THIS IS CONTRA COSTA Coffee-table book captures the visual essence of the area

LET THE WORD SPREAD from the rolling Lafayette hills to the valleys below Camino Tassajara, from atop Mount Diablo to the straw-gold grass of Antioch’s Black Diamond Mines:

Contra Costa County finally has a picture book.

It’s about time.

At least that’s what everyone has been telling authors Frank Haegeland and Ilpo Okkonen ever since they came up with idea for their book, “Scenic Contra Costa County, ” which was slipped into shelves this past week. Everyone includes folks stopping by their San Francisco Book Festival booth, publishers and one bookstore manager who, upon hearing their proposal, leapt out of her chair yelling, “Yippee!”

“She was a large woman, too, ” the bearded Okkonen recalled during a interview at the festival last weekend.

While the independent bookstores latched onto the idea, the chains needed to see the finished product before they would allow the book to bypass the standard distribution channels, prohibitive for a small company such as Haegeland’s MBIC.

Haegeland, a Martinez resident who also has lived in Moraga, had considered making a coffee-table book about the area for about 20 years. He had acquired many books, but they mostly focused on stories from the distant although fascinating historical past. None depicted the twisting, flower-lined roads that he walked, or the hills’ velvet sheen that he admired. There was nothing to send to his native Norway to show friends and relatives: This is Contra Costa County, this is home.

So when his longtime friend Okkonen attended his wedding last year, Haegeland decided to make his move. Okkonen, a photographer, had won awards in his native Finland for his stunning books, which were given to visiting dignitaries such as Queen Elizabeth II and Pope John Paul II.

The two had often half-joked about doing one here. This time, Haegeland told him, “We have to do it. Ilpo, I’m real serious.”

“It was like a dream come true to come here, ” said Okkonen, who first visited in the mid-’80s. The project took about four visits of two to four weeks each and about 10,000 frames of film. Haegeland chose the sites, and Okkonen the details.

“Scenic Contra Costa County” is their first professional collaboration, although they’ve been friends for years through a rather convoluted relationship. “My first wife, ” Haegeland explains, “her first boyfriend when she was 14 years old was (Okkonen’s elder) brother. And then she and Ilpo and a bunch of other people became friends.” They eventually shared student housing. Haegeland met them all and hit it off with Okkonen.

“I feel like Frank is my brother, ” Okkonen says, “but better than a brother because I fight with my older brother.” No fights in the professional relationship, either. “We were having so much fun making this book. We were laughing and yelling.”

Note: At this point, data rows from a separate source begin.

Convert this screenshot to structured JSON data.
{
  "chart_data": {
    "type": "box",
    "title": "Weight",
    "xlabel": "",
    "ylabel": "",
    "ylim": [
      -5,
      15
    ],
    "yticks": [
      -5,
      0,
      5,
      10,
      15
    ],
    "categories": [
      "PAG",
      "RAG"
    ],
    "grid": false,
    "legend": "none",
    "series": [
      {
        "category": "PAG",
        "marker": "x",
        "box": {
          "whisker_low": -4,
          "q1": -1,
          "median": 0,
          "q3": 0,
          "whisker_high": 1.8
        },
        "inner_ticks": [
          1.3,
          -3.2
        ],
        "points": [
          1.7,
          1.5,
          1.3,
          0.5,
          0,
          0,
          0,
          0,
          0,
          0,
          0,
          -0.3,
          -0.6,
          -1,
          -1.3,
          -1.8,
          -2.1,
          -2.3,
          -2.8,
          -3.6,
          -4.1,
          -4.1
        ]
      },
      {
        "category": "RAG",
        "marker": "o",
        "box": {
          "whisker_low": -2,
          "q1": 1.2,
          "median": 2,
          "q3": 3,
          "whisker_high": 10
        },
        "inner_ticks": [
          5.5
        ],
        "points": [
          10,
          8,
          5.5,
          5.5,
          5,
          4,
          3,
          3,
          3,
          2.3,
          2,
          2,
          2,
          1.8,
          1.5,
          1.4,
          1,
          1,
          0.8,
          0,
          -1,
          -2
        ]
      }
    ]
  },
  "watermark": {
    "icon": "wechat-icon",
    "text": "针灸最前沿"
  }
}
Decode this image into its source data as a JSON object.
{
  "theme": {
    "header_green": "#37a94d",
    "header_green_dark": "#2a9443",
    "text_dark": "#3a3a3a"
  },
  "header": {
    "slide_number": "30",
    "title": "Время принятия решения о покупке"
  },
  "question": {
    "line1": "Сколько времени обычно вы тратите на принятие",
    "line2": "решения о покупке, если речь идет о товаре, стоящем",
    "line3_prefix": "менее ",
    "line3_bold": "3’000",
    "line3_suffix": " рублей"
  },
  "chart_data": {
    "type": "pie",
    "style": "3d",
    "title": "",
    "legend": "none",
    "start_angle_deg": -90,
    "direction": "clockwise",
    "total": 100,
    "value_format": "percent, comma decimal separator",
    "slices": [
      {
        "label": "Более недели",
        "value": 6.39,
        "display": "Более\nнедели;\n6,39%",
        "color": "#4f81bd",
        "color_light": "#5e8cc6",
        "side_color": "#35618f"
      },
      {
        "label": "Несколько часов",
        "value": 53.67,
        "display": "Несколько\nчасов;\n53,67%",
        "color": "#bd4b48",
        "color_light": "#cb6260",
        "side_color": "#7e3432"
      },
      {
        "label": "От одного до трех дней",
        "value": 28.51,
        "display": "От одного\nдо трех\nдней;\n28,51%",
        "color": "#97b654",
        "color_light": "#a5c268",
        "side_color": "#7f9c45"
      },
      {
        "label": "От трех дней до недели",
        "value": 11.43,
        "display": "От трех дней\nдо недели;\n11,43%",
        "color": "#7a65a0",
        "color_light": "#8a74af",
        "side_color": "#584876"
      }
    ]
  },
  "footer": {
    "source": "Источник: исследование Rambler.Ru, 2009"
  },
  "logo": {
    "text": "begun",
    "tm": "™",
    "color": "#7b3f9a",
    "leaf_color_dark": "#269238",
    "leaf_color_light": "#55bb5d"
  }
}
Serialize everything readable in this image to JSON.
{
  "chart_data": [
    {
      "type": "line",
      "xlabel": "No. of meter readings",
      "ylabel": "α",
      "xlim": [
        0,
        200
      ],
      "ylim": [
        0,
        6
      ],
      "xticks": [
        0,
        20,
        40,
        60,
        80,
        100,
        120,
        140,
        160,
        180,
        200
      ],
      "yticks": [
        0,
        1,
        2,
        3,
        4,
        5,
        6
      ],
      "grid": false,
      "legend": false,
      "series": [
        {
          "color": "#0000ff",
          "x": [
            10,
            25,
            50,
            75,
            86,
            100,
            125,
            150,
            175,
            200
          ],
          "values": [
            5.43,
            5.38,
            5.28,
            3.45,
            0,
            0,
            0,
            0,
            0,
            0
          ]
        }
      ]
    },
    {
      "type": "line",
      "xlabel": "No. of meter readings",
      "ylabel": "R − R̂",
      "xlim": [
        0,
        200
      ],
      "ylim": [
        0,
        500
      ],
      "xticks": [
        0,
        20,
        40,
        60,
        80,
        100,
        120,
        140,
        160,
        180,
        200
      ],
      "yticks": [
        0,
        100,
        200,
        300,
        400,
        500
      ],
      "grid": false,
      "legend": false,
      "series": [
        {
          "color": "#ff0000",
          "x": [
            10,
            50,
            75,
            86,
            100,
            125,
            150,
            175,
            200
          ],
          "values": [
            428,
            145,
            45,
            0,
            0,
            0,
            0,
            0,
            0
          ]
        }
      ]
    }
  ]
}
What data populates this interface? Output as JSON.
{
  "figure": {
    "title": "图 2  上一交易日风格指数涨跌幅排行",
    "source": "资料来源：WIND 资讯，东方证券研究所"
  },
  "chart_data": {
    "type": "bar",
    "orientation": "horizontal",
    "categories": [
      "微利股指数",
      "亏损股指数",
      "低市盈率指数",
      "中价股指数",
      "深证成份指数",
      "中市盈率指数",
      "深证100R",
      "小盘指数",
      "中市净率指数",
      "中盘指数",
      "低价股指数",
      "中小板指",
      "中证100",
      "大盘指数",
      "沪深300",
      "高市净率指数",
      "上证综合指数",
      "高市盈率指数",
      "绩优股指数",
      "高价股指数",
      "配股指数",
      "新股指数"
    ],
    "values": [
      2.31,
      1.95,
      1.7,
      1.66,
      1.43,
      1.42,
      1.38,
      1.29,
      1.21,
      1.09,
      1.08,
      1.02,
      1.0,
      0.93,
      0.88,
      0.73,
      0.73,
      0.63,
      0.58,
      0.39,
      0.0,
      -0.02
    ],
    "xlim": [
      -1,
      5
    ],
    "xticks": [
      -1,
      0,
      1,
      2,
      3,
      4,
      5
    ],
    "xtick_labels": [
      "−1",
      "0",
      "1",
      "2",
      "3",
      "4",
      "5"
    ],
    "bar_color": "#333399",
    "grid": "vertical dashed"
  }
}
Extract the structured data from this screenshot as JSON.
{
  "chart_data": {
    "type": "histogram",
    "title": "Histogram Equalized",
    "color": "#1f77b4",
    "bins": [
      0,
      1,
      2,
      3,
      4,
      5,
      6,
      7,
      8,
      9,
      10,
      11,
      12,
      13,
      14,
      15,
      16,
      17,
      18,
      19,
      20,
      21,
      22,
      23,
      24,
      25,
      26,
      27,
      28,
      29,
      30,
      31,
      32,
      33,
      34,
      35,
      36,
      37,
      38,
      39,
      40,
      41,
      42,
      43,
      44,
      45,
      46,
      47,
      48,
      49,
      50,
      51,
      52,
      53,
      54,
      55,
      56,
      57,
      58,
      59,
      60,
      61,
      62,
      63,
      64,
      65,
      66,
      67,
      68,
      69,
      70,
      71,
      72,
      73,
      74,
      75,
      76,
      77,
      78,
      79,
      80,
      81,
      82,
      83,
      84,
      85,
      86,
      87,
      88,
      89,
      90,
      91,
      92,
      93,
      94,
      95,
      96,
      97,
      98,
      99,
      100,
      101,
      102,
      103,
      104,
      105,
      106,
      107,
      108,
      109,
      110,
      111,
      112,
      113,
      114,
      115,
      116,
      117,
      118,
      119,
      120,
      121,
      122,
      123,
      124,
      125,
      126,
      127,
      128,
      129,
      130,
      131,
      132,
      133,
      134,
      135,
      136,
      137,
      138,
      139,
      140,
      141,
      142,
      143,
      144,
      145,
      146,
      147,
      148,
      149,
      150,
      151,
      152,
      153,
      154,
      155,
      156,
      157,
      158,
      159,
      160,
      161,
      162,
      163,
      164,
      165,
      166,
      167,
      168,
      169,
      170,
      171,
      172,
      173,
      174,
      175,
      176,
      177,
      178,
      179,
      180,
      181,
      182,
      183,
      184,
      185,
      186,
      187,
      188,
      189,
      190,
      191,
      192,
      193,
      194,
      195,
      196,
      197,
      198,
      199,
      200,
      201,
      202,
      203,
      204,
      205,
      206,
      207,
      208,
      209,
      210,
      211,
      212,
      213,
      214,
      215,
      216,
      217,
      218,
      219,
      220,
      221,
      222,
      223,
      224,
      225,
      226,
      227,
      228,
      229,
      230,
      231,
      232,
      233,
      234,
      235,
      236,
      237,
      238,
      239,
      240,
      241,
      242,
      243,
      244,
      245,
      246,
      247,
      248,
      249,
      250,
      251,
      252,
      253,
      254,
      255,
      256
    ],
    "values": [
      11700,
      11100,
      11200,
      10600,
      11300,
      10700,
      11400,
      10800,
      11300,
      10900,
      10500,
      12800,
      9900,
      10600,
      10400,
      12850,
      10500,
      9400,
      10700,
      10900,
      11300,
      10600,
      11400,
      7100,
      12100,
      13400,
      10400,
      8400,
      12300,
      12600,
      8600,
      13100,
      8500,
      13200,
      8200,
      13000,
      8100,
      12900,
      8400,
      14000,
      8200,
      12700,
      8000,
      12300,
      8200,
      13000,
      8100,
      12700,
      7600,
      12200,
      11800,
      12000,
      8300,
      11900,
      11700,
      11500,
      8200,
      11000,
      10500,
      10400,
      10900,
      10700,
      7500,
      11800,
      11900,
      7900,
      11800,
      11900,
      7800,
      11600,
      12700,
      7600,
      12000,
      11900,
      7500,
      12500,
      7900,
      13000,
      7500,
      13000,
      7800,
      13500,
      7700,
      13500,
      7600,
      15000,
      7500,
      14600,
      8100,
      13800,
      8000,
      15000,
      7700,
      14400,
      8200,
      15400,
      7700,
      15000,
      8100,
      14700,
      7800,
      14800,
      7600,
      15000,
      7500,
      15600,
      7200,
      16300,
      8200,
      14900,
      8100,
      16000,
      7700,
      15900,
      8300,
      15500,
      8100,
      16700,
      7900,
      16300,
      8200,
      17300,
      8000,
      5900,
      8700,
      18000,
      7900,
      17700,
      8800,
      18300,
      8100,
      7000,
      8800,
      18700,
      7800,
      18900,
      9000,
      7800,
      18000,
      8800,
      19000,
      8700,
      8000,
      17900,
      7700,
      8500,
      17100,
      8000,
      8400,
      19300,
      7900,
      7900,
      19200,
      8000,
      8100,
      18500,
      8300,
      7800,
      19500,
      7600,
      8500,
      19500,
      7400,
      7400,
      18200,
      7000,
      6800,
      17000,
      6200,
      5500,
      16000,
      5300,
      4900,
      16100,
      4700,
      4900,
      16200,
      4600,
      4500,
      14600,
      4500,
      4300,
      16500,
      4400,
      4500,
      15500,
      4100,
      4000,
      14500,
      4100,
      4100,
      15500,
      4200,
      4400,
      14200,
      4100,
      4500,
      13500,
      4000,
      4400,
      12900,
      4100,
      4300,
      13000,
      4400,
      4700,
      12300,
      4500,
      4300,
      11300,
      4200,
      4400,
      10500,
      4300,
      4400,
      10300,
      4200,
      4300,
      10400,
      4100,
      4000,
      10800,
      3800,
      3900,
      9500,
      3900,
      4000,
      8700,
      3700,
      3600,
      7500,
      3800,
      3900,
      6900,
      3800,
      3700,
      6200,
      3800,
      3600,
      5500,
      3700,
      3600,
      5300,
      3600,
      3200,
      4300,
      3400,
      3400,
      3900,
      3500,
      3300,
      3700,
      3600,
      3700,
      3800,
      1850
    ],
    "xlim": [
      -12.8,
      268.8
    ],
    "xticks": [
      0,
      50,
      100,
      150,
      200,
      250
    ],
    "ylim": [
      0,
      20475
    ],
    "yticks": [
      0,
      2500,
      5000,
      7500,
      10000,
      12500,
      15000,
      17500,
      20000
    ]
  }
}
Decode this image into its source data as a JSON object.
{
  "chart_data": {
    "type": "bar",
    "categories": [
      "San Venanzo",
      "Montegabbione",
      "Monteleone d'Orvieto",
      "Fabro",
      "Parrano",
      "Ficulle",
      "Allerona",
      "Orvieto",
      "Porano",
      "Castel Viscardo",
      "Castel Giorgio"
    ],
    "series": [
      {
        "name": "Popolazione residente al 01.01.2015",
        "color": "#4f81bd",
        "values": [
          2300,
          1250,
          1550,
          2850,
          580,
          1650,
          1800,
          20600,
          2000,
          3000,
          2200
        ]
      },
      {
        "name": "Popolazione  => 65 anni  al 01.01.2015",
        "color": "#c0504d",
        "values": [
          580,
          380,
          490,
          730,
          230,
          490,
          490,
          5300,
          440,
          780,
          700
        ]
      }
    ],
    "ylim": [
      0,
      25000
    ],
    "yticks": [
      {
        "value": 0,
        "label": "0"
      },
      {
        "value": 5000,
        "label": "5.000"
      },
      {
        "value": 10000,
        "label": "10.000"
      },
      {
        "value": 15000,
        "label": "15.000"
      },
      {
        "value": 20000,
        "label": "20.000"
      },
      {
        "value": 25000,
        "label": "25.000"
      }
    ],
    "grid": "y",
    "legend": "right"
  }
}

“He has the fresh eye, ” Haegeland explains about Okkonen. They did have some artistic differences for instance, the Marsh Creek photo. “So what? It’s another lake, ‘” Okkonen told him. Haegeland had to explain: “Water is very important. We don’t have that many creeks around. Finland has thousands of lakes. The whole country is like Minnesota.”

For his part, Haegeland didn’t like the photo capturing the brown-gold sunrise over Highway 4 in Martinez. The Californian thought the sepia haze looked like pollution. “At least make it smaller, ” he pleaded.

“But for me, it’s very important, ” Okkonen explains. “This is the way I see the area.”

“Polluted?” Haegeland interjects.

“Like the Earth. This is the living, and (the moving cars) blood vessels. The new day is coming. The hopes of the people coming to work.”

Choosing the wettest winter in recent memory to do the book didn’t hamper their spirits. Indeed, they laughed uproariously after Okkonen ducked in and out of the car for an El Nino-drenched vista. The 20 seconds were enough to make him look like a “drowned cat.”

The only thing Haegeland regrets is the caption beneath a palatial Martinez home. The text reads, “My home, my castle.” While the caption meant to refer to the adage that a man’s home is his castle, people leafing through ask if that is indeed his residence. “I’m going to get into trouble” with the owner, Haegeland says, shaking his head.

Depending on the success of this book, and since they have about 9,900 photos they didn’t use, the two may collaborate once more for another tome, maybe a calendar or even postcards. It’s a remarkably open market, even with Tom Wolfe’s disparaging commentary of the county in his new novel, “A Man in Full.” “Scenic Contra Costa County” has finally put the area on the map.

Maybe someone should send a copy to Wolfe.